Like all hospitals, Ingalls Memorial Hospital, a 380-bed not-for-profit hospital in Harvey, Ill., recognizes the importance of caring for its patients in a timely manner. Yet a few years ago the hospital was experiencing some difficulties in throughput—specifically, transitioning the patients across the hospital, from the emergency room (ER) to the inpatient setting.

“Things got backed up,” explains Paul Zielske, R.N., director of patient care with responsibility for the ER and critical care. “The ER gets full; patients come into the ER and get tired of waiting, and many leave the hospital,” he says.

In 2008, the hospital did an assessment, and identified a problem with the way the hospital handled patient hand-offs from one department to another. At the time, the hospital replied on faxed reports from the ER to the patient floors. Often those faxes did not get through, due to lost or unread faxes at the other end or malfunctioning machines, Zielske says.

The hospital looked at various IT solutions, and finally settled on a message solution (Vocera Care Transition, supplied by Vocera Communications, Inc., San Jose, Calif.). One advantage of voicemail is that it is an asynchronous system, explains Zielske. The ER clinician calls in a report to the voicemail, and the solution alerts the floor nurse that a message is waiting. The floor nurse sees that there is a waiting message, and can listen to it at his or her convenience. The system also allows the floor nurse to verify receiving the report.

“The floor nurses don’t have to stop what they are doing; they can work in their own timeframe, listen to the report, and then the patient is moved. It’s a very satisfactory process,” Zielske says.

Zielske says the hospital also uses the voicemail solution for shift reports, which were previously provided on cassette tapes at the end of one shift, and listened to by nurses beginning the new shift. That method resulted in unnecessary overtime to listen to the report on tape, he says. Zielske says the time savings between shift changes was the equivalent to “a couple of FTEs.”

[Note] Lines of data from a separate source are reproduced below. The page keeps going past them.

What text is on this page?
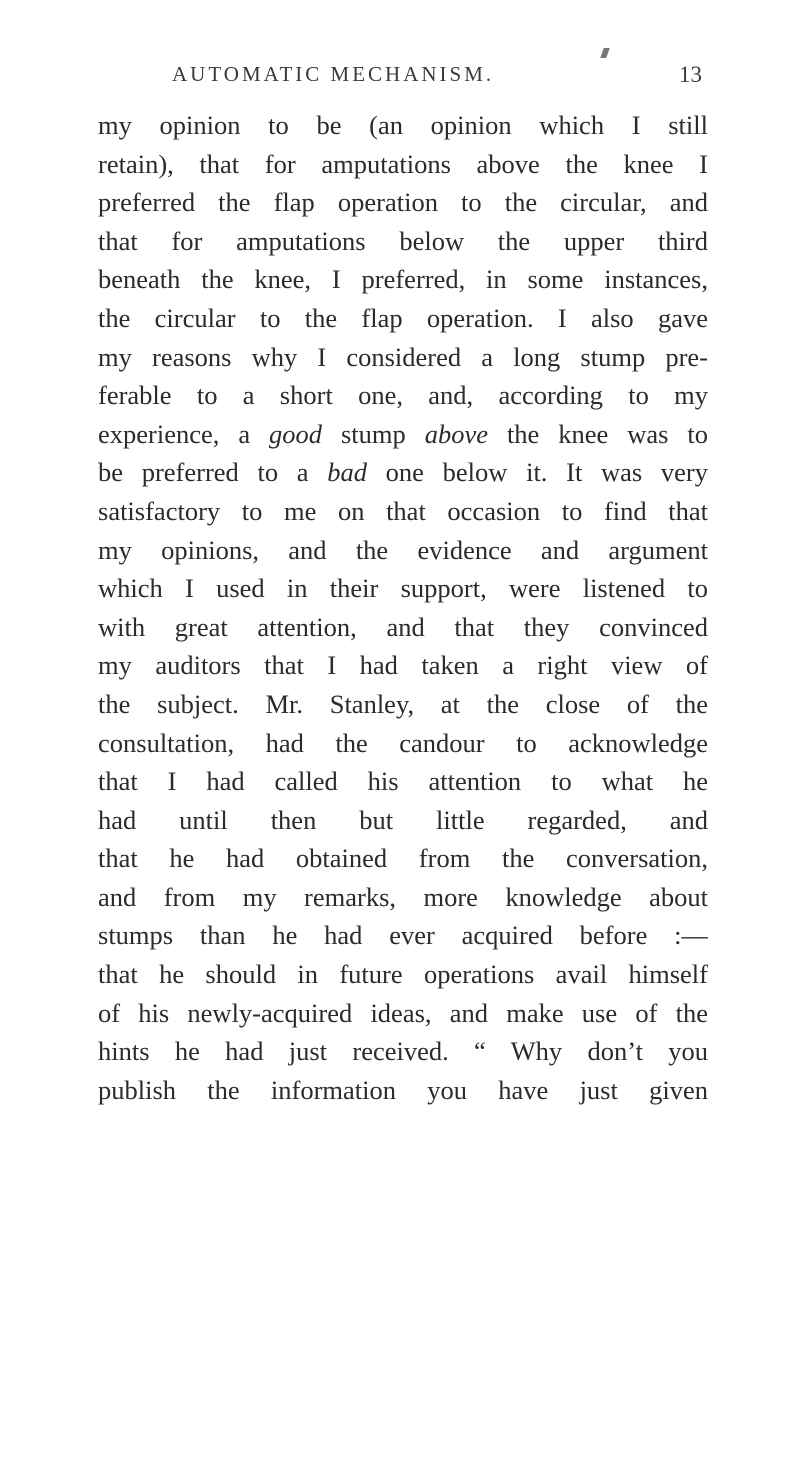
AUTOMATIC MECHANISM.	13
my opinion to be (an opinion which I still
retain), that for amputations above the knee I
preferred the flap operation to the circular, and
that for amputations below the upper third
beneath the knee, I preferred, in some instances,
the circular to the flap operation. I also gave
my reasons why I considered a long stump pre-
ferable to a short one, and, according to my
experience, a good stump above the knee was to
be preferred to a bad one below it. It was very
satisfactory to me on that occasion to find that
my opinions, and the evidence and argument
which I used in their support, were listened to
with great attention, and that they convinced
my auditors that I had taken a right view of
the subject. Mr. Stanley, at the close of the
consultation, had the candour to acknowledge
that I had called his attention to what he
had until then but little regarded, and
that he had obtained from the conversation,
and from my remarks, more knowledge about
stumps than he had ever acquired before :—
that he should in future operations avail himself
of his newly-acquired ideas, and make use of the
hints he had just received. “ Why don’t you
publish the information you have just given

Time savings were also significant in patient throughput, he says. The hospital estimates a 50- to 60-minute savings per patient in the time from admission to to the ER the time the patient is transferred to the inpatient setting. Zielske adds that the hospital also saw significant time saving in terms of overall measures, including lab work, x-rays and when the doctors see the patients. Zielske says the overall ER length of stay dropped from 340 minutes in average to 100 minutes. He estimates that prior to 2008, about 9 percent of patients left without being seen by a physician. That has dropped to about 3.5 percent, he says.

Zielske adds that the process is visible, and he has access to data reports on users at each step. “I can listen to reports make sure they are giving correct information to the floor, so basically everything is visible at a moment’s notice. That’s very important when you are trying to refine processes,” he says.

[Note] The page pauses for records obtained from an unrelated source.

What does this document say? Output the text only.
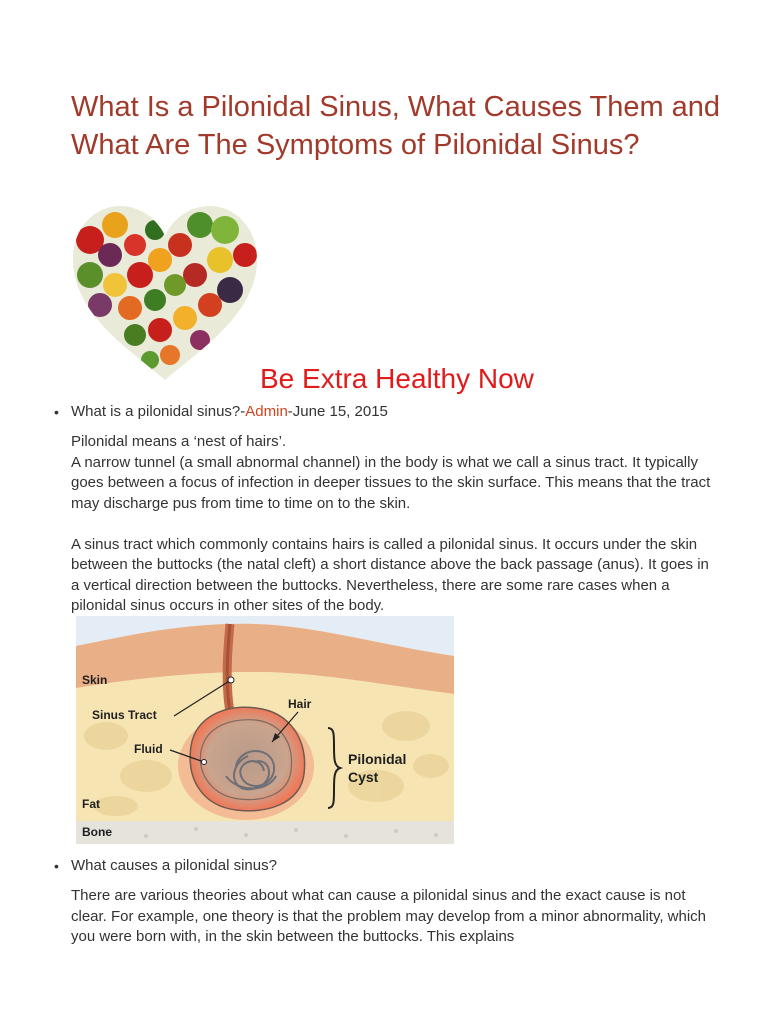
What Is a Pilonidal Sinus, What Causes Them and What Are The Symptoms of Pilonidal Sinus?
Be Extra Healthy Now
• What is a pilonidal sinus?-Admin-June 15, 2015

Pilonidal means a ‘nest of hairs’.

A narrow tunnel (a small abnormal channel) in the body is what we call a sinus tract. It typically goes between a focus of infection in deeper tissues to the skin surface. This means that the tract may discharge pus from time to time on to the skin.

A sinus tract which commonly contains hairs is called a pilonidal sinus. It occurs under the skin between the buttocks (the natal cleft) a short distance above the back passage (anus). It goes in a vertical direction between the buttocks. Nevertheless, there are some rare cases when a pilonidal sinus occurs in other sites of the body.

Skin
Sinus Tract
Hair
Fluid
Pilonidal
Cyst
Fat
Bone
• What causes a pilonidal sinus?

There are various theories about what can cause a pilonidal sinus and the exact cause is not clear. For example, one theory is that the problem may develop from a minor abnormality, which you were born with, in the skin between the buttocks. This explains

Zielske sees the key benefits are better throughput and better quality reporting. The ability to treat more patients has resulted in a significant increase in billable revenue, he says. “The first year we enacted this in our throughput measures, we saw a 6 percent increase in our volume. Prior to that year, we had two years of declining volumes. We were going downhill, because people were avoiding us and going elsewhere,” he says.